The bigger and more important issue is whether we can bounce back like we did in February and April after similar selloffs. Both times it looked like the market was ready to crack, but we found support and went straight back up. In February, the selloff was followed by a streak of 11 positive days out of 13 and in April the dip lead to a run of 18 positive days out of the next 23.

It is those sort of V-shaped recoveries that have kept the bulls confident even when the overall technical picture starts to look shaky. Betting on downside momentum simply hasn't worked very well for quite a while.

So, is it different this time or are we poised to come charging back to recent highs like we have done so often?

The main thing that is different right now is that the market is losing confidence that the Fed is going to continue to be as aggressive with its bond buying. There are some general economic concerns and worries about Japan and China, but nothing is as important as the Fed and its dedication to keeping interest rates low. Fear of what will happen when the Fed starts to taper off its bond buying is why the market is struggling.

The dilemma that this market poses is that the standard technical analysis tells us we shouldn't be too trusting of an oversold bounce at this juncture. The theory is that after the breakdown we've had there would be stuck bulls and more aggressive bears that will be looking to sell into strength and they will put pressure on a bounce and cause it to fail.

That certainly is logical, but in this market the tendency has been to bounce after a pullback and then go straight back up in very streaky fashion. Bears get squeezed and underinvested bulls are constantly struggling to put cash to work.

Every time I start to think that this time the market will act more normally and not pull off another V-shaped bounce, I am proven wrong. I would definitely be surprised to see the market go straight back up once again, but I have seen it so often that I can appreciate that possibility. The dynamics of the market have changed and the nature of liquidity seems to support that action more often than not.

At this point, I'm not ready to say that the correction is over. I will be looking for this oversold bounce to fail. Part of the reason for that is because so many seem convinced that the market can't possibly correct very much. There doesn't seem to be any real concern that a significant top may be forming.
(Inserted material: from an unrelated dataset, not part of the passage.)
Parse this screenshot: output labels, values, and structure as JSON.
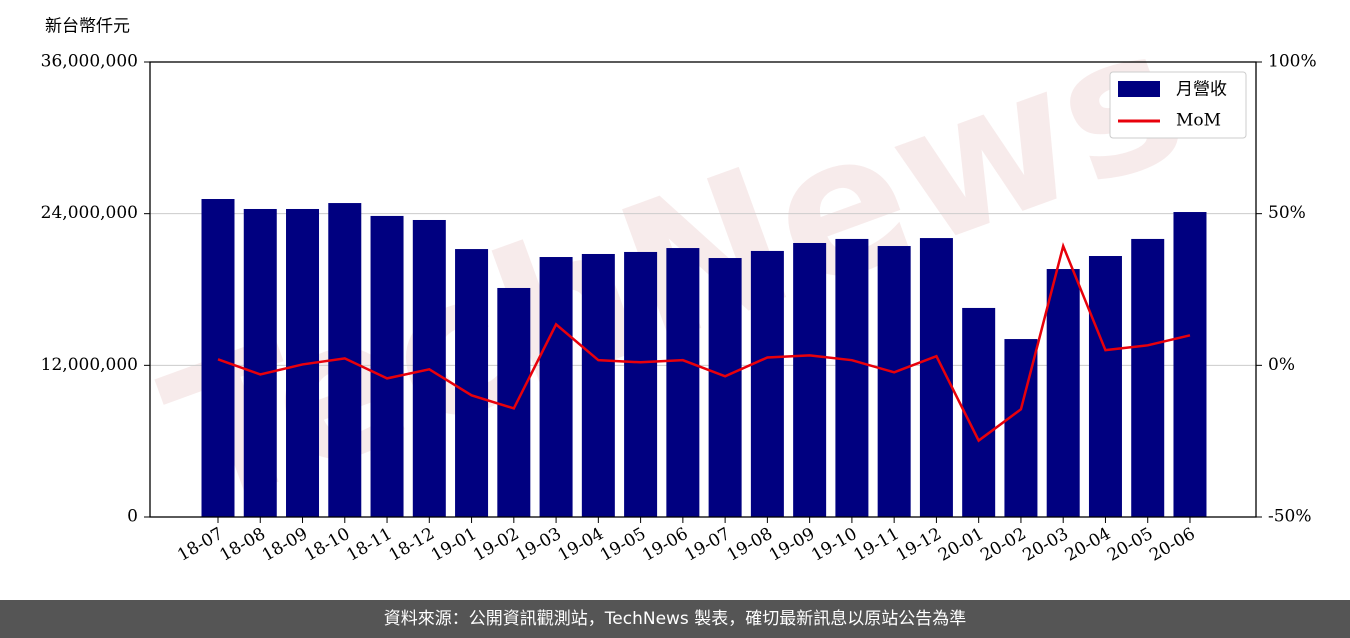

In fact, the fear is that the will miss out on the oversold bounce rather than be caught in more downside.

The bulls have been right all year, so it makes sense that they are confident, but at some point that attitude will produce poor positioning and cause a correction to gain momentum.

Keep in mind that we have a very important jobs report tomorrow and with the Fed wavering, bad news may actually be good for the market.

We'll see how this oversold bounce acts this morning, but the market is likely going to start thinking about the jobs report very quickly.